Hemp stems are 80% hurds (pulp byproduct after the hemp fiber is removed from the plant). Hemp hurds are 77% cellulose - a primary chemical feed stock (industrial raw material) used in the production of chemicals, plastics and fibers. Depending on which U.S. agricultural report is correct, an acre of full grown hemp plants can sustainably provide from four to 50 or even 100 times the cellulose found in cornstalks, kenaf, or sugar cane - the planet's next highest annual cellulose plants.

In most places, hemp can be harvested twice a year and, in warmer areas such as Southern California, Texas, Florida and the like, it could be a year-round crop. Hemp has a short growing season and can be planted after food crops have been harvested.

An independent, semi-rural network of efficient and autonomous farmers should become the key economic player in the production of energy in this country.

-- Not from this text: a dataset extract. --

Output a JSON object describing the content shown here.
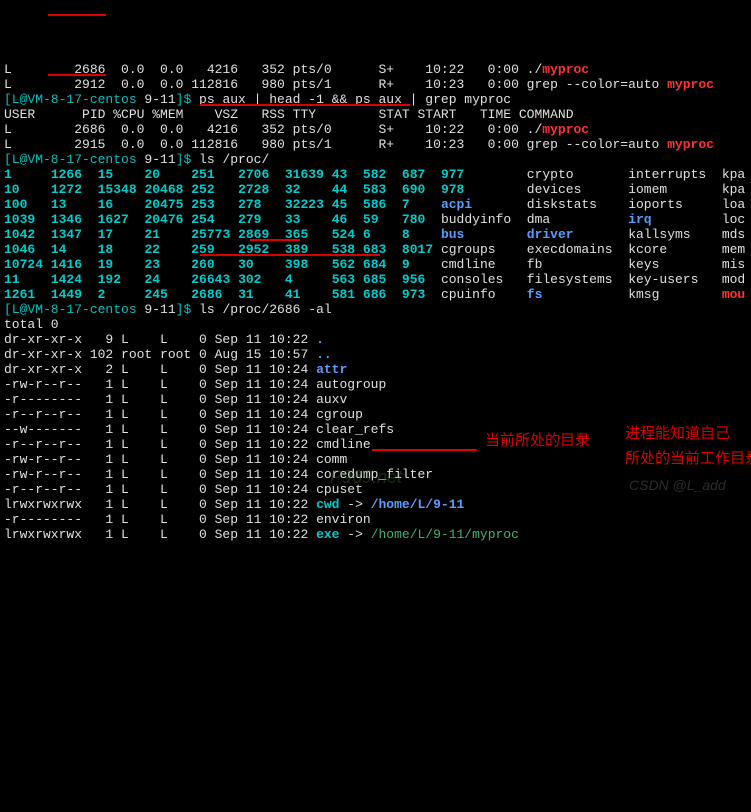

The United States government pays (in cash or in "kind") for farmers to refrain from growing on approximately 90 million acres of farmland each year, called the "soil bank." And 10-90 million acres of hemp or other woody annual biomass planted on this restricted, unplanted fallow farmland (our Soil Bank) would make energy a whole new ball game and be a real attempt at doing something to save the Earth. There are another 500 million marginal unplanted acres of farmland in America.

Each acre of hemp would yield 1,000 gallons of methanol. Fuels from hemp, along with the recyclingof paper, etc., would be enough to run American virtually without oil.

Any hemp is not limited to just fuels, but could replace wood paper and plastics as well.

But of course, because the cousin of hemp is marijuana, it must remain illegal. The logic behind it? Because law enforcement officials wouldn't be able to tell apart the hemp from the marijuana, despite the fact that hemp grows tall and thin, and marijuana is short and bushy. They are very easily identifiable.

If anyone wants to check my sources....

- Progress in Biomass Conversion" Vol. 1, Sarkanen & Tillman, editors; Energy Farming in America, Osburn, Lynn, Access Unlimited.
- Popular Mechanics, Dec. 1941, "Pinch Hitters for Defense."
- The Emperor Wears No Clothes by Jack Herrer (which much of this post was copied from. All the verified sources are in the book).


Very good read. If you don't mind my asking, do you have a background in this area (engineer, geologist, biologist, etc), or are you just an avid researcher/reader?

Also, I remember that hemp was a cousin of marijuana, but my sandals are made of hemp, and what about hemp necklaces that people buy?